1/80スケールの鉄道模型を手がける方なら、「エコーモデル」の名前を知らなかろうはずがありません。1960?1970年代初頭のTMS誌上で、信じられないような工作力とセンスで次々とレイアウトやストラクチャーを発表された阿部敏幸さんが「エコーモデル」を創業されてから35年、その気さくなお人柄と圧倒的な品揃えは、モデラーにとってずっと何ものにも代えがたい存在であり続けてきました。

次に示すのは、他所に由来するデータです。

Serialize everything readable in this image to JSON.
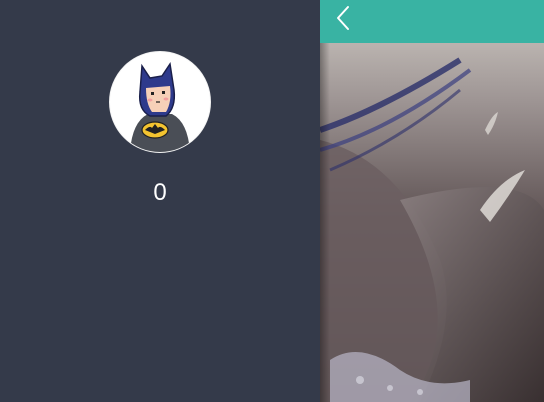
{
  "drawer": {
    "count_value": "0",
    "avatar_icon": "batman-avatar-icon"
  },
  "header": {
    "back_icon": "chevron-left-icon"
  },
  "colors": {
    "drawer_bg": "#343a4a",
    "header_bg": "#39b3a3",
    "text": "#ffffff"
  }
}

no2%2Camano.jpgそのエコーモデル初の単独エキジビション「エコーモデル・その世界」展が、来週6月4日(水曜日)から東京・丸の内のトレンドスポット「丸の内オアゾ」内の丸善丸の内本店ギャラリーで開催されます。昭和ブームのはるか以前、まさに昭和真っ只中のアマチュアの時代から、一貫して昭和30年代を中心とした温もりのある情景をレイアウト上に再現しようと努めてこられた阿部さんだけに、今回のエキジビションは“超ミニチュアで見る、昭和の情景”をサブタイトルに、ギャラリーすべてを1/80スケールの「昭和」で埋め尽くそうという壮大な目論見です。
▲エントリー作品から天野 宏さんの「昭和の情景」。リヤカー、電話ボックス、そしてお約束のミゼットが雰囲気を盛り上げる。P:RMM(青柳 明)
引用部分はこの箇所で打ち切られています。